In einem Grundsatzurteil ist der Bundesfinanzhof zu der Entscheidung gekommen, daß der § 6 des Steueranpassungsgesetzes den eindeutigen Nachweis der absichtlichen Steuerumgehung voraussetzt. Auf Grund bloßer Verdächtigungen können Steuerpflichtige nun nicht mehr belastet werden, wie es bisher möglich war. Die genannte Bestimmung soll verhindern, daß Steuern durch Mißbrauch bestimmter Möglichkeiten des bürgerlichen Rechts umgangen oder gemindert werden.

Diese an sich notwendige Vorschrift war in ihrer praktischen Handhabung durch die Finanzämter eine erhebliche Gefahr für zu Unrecht verdächtigte Steuerzahler. Es genügten Vermutungen der Behörden, aus denen einfach entsprechende Schlußfolgerungen gezogen werden konnten.

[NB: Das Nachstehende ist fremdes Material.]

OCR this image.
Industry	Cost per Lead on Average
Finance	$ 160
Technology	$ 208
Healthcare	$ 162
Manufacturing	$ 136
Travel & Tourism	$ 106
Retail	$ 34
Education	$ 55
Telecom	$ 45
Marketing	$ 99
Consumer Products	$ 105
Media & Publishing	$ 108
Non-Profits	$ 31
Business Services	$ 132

Diesen Mißbrauch des Gesetzes durch manche Behörden hat der Bundesfinanzhof beseitigt. In der Urteilsbegründung wird betont, daß die Annahme des Rechtsmißbrauchs durch das Finanzamt und das in erster Instanz entscheidende Gericht auf Mutmaßungen beruhte, mit denen „der Boden der Tatsachen verlassen“ wurde. Es genügt nicht, wenn es im Einzelfall gewisse Anhaltspunkte für einen Mißbrauch von Gestaltungsmöglichkeiten des bürgerlichen Rechts vorliegen. Da der Bundesfinanzhof nunmehr einen eindeutigen Nachweis der Steuerumgehungsabsicht fordert, bedeutet das praktisch, daß im Zweifel immer zugunsten des Steuerpflichtigen entschieden werden muß. (BStBl v. 7. 10. 66 Teil III S. 509.)